So, jetzt schalten wir aber das Radio aus, das im Hintergrund läuft und abermals über Covid-Maßnahmen berichtet, gerade geht es um den Glühweinverkauf. So ziemlich das Gegenteil von Glühweinverkauf ist dieses Buch. Das Berlin, durch das der Schriftsteller David Wagner in Nachtwach Berlin geht, wobei er von dem Fotografen Ingo van Aaren und einer Schildkröte begleitet wird, ist menschenleer. Was wir sehen, ist schlicht dies: „Nachts sehen wir, wie schön die Stadt ist.“ Der Schriftsteller ist im Dialog mit seiner „Kröti“. Das ist eine Reminiszenz an die Flaneure im Paris des 19. Jahrhunderts, damals war es schick, mit einer Schildkröte durch die Stadt zu schweifen. Man muss sie aber nicht verstehen. Verstehen muss man nur, dass so das Berlin des Lockdowns im Jahr 2020 aussieht. Aber das versteht sich von selbst. Und verstehen wird man, was der Lockdown zum Vorschein bringen kann.

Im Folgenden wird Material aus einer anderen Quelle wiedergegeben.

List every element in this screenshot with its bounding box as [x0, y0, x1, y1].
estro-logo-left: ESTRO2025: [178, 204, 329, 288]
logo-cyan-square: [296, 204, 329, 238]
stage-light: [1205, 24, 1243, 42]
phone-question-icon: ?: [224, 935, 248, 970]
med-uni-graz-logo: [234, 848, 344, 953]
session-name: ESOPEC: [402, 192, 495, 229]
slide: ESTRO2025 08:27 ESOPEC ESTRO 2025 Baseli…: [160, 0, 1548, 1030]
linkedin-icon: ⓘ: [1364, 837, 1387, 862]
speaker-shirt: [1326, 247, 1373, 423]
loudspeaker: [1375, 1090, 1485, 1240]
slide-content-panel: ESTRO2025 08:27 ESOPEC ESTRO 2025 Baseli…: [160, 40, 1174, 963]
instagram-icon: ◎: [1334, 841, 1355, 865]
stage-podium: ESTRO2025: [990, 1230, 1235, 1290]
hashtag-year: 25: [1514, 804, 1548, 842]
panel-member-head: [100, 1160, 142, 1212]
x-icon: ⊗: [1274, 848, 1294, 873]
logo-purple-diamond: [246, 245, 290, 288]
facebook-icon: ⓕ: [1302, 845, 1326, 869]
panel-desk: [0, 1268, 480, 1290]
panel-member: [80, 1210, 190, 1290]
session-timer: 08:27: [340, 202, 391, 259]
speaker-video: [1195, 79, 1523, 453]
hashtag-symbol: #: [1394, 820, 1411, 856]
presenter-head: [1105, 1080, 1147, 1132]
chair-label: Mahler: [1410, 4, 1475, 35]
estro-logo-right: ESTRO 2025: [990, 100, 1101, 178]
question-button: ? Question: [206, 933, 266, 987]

Es sind so viele wahre, durch die Fotos beglaubigte Sätze in diesem Buch: dass Hanns Zischler recht hat, wenn er sagt, dass Berlin zu groß ist für Berlin, dass die Straßenlaternen in Berlin so fahl sind, dass sie eher der Verdunkelung dienen, dass das ICC zauberhaft und der neue Hauptbahnhof schrecklich ist, man sich aber damit trösten kann, dass Bahnhöfe in Berlin nie lange stehen, der Lehrter Stadtbahnhof, der Potsdamer Bahnhof ... A propos: „Ich möchte den Potsdamer Platz gar nicht finden“ ist auch so eine Reminiszenz, an Der Himmel über Berlin. Nun würdigt Wim Wenders’ Film ja die Mauerstadt. Der nächtliche Spaziergang in diesem Buch führt vom alten Westberlin in den Osten, aber da ist doch ein Unterschied! Der Westen ist „schön“, dem ehemaligen Ostberlin wurde der Zauber genommen. Der Alexanderplatz in der Nacht: einfach nur leer. Täusche ich mich? Vielleicht sollte ich mit „Kröti“ sprechen.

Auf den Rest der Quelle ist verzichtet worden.